U Thein fühlte sich von Suu Kyi angesprochen, weil sie es mit einer korrupten und brutalen Führung aufnahm, ohne selbst Gewalt anzuwenden. "Jedes Mal wenn ich ihr Bild sah oder ihre Stimme hörte, verspürte ich Frieden", sagt sie. Als sie sich der im Untergrund operierenden Partei von Suu Kyi anschloss, ließ sie frühere Pläne fallen, sich eine Stelle bei der Regierung zu suchen.

Das Bild der 'Lady', einer Verfechterin der Menschenrechte nach dem Vorbild von Mahatma Gandhi, wird nun aber in Frage gestellt durch das konkretere Bild der Politikerin Suu Kyi. Seit im November 2011 ihr Hausarrest aufgehoben wurde und Myanmar sich unter der Führung von Präsident Thein Sein nach außen öffnet, versucht Suu Kyi durch eine politische Kampagne, das Land von der durch die Armee unterstützte Regierung zu befreien. Die nächsten Wahlen 2015 werden daher eine Herausforderung sein.

Suu Kyi musste in die Welt der Realpolitik eintauchen. "Es gibt keinen anderen Parteiführer mit ihrem Charisma, niemanden mit ihrem Einfluss", meint ein westlicher Diplomat. "Jetzt aber, wo sie sich mit der Straße gemein macht, wird das Bild der unbefleckten Demokratie-Ikone angreifbar."

Suu Kyi wird dafür kritisiert, dass sie nicht härter gegen die rassistisch motivierte Gewalt in Myanmar vorgeht. Andererseits sagen mehrere ihrer Parteigenossen, die jahrelange Isolation habe sie kompromisslos gemacht. Außerdem könnte es ihr aus Verfassungsgründen verwehrt werden, an die Spitze des Staates zu rücken.


Verfassungshürden

Artikel 59 der Verfassung von 2008 besagt, dass niemand die Präsidentschaft übernehmen darf, dessen Ehepartner oder dessen Kinder nicht die Staatsbürgerschaft von Myanmar besitzen. Diese Hürde kann Suu Kyi nicht überwinden. Ihr 1999 verstorbener Mann, der Historiker Michael Aris, war Brite. Das Paar hat zwei Söhne.

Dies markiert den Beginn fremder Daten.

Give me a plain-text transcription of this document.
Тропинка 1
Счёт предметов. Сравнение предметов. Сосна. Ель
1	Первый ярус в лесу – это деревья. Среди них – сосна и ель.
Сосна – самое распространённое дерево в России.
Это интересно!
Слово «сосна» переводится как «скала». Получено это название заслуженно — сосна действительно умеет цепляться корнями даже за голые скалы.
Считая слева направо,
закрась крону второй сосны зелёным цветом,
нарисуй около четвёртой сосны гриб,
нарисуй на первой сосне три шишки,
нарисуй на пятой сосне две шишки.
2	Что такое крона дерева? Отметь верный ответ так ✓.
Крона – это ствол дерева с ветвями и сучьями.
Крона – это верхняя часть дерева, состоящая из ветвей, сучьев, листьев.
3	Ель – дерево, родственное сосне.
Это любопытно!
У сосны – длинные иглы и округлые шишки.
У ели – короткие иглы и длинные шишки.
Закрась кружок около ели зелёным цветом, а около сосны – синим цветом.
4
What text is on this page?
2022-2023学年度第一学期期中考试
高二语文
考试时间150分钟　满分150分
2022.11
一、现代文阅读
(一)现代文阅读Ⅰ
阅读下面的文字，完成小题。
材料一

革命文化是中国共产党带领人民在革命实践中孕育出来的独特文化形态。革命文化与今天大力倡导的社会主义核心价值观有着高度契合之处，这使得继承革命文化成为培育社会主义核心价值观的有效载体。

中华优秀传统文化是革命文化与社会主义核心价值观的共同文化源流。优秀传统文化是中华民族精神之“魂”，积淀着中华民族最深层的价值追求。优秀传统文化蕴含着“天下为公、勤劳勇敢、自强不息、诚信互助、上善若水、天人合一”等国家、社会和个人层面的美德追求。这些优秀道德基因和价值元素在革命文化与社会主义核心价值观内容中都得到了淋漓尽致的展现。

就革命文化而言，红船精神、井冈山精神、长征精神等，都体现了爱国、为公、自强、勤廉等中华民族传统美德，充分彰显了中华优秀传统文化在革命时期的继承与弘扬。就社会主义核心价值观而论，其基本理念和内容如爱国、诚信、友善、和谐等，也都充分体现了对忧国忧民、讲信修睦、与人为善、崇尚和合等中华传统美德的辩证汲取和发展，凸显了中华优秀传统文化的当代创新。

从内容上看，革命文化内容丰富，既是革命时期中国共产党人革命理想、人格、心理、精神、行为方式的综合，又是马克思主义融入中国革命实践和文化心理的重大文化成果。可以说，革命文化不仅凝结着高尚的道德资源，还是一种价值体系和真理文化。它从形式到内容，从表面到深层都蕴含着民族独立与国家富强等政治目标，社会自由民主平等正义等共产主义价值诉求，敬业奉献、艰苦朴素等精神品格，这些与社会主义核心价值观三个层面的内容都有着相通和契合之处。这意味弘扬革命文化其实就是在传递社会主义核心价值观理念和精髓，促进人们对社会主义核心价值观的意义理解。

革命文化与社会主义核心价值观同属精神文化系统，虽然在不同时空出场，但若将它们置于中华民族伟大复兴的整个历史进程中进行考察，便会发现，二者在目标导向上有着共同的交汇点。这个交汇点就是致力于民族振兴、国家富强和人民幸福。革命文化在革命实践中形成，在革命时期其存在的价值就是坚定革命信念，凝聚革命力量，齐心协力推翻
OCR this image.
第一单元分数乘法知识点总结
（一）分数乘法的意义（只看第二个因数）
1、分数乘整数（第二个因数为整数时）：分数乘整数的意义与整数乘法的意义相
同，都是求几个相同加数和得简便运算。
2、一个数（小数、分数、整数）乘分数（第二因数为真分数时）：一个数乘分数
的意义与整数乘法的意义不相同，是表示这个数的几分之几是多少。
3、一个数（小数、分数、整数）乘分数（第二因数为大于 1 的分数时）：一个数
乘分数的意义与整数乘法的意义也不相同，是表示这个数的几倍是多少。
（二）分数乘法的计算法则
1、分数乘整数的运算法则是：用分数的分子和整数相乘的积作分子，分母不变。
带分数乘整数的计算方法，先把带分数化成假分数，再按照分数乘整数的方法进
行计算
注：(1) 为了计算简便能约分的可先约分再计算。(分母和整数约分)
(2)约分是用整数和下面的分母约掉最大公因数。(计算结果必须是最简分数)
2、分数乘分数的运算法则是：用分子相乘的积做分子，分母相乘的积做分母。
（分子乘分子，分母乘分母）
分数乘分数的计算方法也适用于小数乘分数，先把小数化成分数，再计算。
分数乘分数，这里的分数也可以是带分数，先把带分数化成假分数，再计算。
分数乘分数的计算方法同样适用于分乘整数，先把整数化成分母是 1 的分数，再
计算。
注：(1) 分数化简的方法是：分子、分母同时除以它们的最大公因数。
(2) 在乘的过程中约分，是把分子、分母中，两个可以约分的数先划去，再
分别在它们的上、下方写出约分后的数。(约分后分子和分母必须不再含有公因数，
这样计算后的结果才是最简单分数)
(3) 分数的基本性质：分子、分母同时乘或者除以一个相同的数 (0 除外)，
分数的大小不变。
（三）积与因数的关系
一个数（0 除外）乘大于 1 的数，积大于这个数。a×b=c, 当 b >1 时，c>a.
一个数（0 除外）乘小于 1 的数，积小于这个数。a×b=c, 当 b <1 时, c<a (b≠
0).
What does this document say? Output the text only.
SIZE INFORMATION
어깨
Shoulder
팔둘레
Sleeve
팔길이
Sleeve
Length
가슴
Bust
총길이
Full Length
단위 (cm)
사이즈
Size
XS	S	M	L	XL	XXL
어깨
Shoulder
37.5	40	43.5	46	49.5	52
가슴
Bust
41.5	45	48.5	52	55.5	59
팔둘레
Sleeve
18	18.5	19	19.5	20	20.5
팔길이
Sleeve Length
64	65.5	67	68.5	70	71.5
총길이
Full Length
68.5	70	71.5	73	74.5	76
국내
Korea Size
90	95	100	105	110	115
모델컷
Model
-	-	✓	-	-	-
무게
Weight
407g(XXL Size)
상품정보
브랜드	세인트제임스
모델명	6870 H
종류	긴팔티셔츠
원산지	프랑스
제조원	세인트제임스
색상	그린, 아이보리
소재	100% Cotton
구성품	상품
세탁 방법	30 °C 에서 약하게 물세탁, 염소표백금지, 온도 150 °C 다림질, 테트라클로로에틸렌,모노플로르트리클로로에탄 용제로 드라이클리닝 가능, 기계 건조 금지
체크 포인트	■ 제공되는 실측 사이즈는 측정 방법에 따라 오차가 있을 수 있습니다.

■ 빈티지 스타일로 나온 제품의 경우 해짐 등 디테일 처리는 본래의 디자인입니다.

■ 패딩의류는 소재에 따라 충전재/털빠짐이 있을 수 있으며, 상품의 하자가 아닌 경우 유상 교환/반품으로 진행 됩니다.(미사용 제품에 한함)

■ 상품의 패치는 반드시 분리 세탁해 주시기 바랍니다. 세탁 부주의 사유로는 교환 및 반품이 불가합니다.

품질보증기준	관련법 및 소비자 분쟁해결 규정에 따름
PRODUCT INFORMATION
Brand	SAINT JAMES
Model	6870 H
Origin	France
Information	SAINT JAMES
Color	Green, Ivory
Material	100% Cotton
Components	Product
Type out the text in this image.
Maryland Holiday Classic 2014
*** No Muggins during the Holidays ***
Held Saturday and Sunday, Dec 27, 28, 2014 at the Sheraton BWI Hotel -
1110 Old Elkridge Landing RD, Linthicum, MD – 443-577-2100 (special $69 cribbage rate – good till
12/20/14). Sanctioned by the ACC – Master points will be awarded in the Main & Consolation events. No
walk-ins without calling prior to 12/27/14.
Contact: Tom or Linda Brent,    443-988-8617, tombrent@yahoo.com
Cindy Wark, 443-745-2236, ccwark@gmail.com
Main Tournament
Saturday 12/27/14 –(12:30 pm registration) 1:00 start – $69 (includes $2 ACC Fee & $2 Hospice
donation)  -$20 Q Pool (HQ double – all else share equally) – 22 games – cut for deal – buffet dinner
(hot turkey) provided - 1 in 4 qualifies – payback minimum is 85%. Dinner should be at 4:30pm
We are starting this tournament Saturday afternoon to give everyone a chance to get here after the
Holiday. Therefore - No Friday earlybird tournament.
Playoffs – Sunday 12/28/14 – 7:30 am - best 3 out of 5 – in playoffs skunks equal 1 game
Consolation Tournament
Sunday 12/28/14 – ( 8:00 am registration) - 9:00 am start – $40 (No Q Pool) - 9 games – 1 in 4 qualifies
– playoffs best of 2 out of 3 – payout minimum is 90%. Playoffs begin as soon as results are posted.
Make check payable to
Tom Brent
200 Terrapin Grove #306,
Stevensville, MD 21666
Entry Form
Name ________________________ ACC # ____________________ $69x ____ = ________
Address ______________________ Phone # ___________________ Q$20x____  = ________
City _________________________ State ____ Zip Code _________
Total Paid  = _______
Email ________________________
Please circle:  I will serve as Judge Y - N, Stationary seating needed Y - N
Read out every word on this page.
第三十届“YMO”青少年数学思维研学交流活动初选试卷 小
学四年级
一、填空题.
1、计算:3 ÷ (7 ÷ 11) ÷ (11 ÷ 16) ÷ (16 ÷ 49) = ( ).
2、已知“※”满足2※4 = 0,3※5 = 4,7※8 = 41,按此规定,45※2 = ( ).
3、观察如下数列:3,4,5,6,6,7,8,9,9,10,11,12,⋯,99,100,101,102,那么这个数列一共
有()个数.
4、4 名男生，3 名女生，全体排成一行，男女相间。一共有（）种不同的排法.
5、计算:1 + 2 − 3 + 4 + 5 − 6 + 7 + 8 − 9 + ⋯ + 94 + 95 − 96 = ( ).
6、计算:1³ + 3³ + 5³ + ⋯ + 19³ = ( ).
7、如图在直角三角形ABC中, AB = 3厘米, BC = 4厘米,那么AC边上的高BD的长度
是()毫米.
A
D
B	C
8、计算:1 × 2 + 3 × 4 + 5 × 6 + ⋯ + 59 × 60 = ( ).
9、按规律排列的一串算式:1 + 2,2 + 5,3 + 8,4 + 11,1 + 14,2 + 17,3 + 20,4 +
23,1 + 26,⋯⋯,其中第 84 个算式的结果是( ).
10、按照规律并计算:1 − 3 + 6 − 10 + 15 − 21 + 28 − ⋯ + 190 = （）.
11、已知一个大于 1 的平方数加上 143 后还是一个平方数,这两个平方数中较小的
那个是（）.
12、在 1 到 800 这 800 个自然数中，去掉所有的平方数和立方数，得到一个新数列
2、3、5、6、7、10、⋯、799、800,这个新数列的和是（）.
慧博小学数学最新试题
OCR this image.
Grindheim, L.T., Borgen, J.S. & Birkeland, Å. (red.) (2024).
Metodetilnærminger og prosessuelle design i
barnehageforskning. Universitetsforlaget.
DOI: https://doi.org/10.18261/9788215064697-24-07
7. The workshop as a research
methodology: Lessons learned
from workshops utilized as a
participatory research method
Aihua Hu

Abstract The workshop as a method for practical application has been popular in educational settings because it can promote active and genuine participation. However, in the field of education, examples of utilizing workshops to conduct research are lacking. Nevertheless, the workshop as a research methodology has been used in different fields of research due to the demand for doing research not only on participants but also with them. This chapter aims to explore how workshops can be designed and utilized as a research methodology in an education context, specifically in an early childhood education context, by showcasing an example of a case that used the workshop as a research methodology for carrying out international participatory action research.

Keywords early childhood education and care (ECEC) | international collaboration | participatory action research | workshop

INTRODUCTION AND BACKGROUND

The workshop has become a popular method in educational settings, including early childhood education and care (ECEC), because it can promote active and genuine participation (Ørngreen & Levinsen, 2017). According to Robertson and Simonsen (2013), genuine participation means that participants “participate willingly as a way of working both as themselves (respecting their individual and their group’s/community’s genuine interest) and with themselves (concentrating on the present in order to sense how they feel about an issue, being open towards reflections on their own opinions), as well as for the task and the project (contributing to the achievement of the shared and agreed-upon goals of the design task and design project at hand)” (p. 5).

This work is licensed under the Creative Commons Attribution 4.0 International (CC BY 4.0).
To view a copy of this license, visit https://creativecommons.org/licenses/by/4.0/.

Suu Kyi fordert bisher vergeblich eine Verfassungsänderung. Ob sie im kommenden Wahlkampf aufs Ganze gehen will, lässt sie aber offen. "Ein Politiker denkt an die nächsten Wahlen, ein Staatsmann an die nächste Generation", sagte sie bei der Vorstellung ihrer Stiftung. "Wir müssen alle daran denken, dass die Wahlen 2015 nur ein Sprungbrett sind. Das Land steht noch vor einer langen Reise."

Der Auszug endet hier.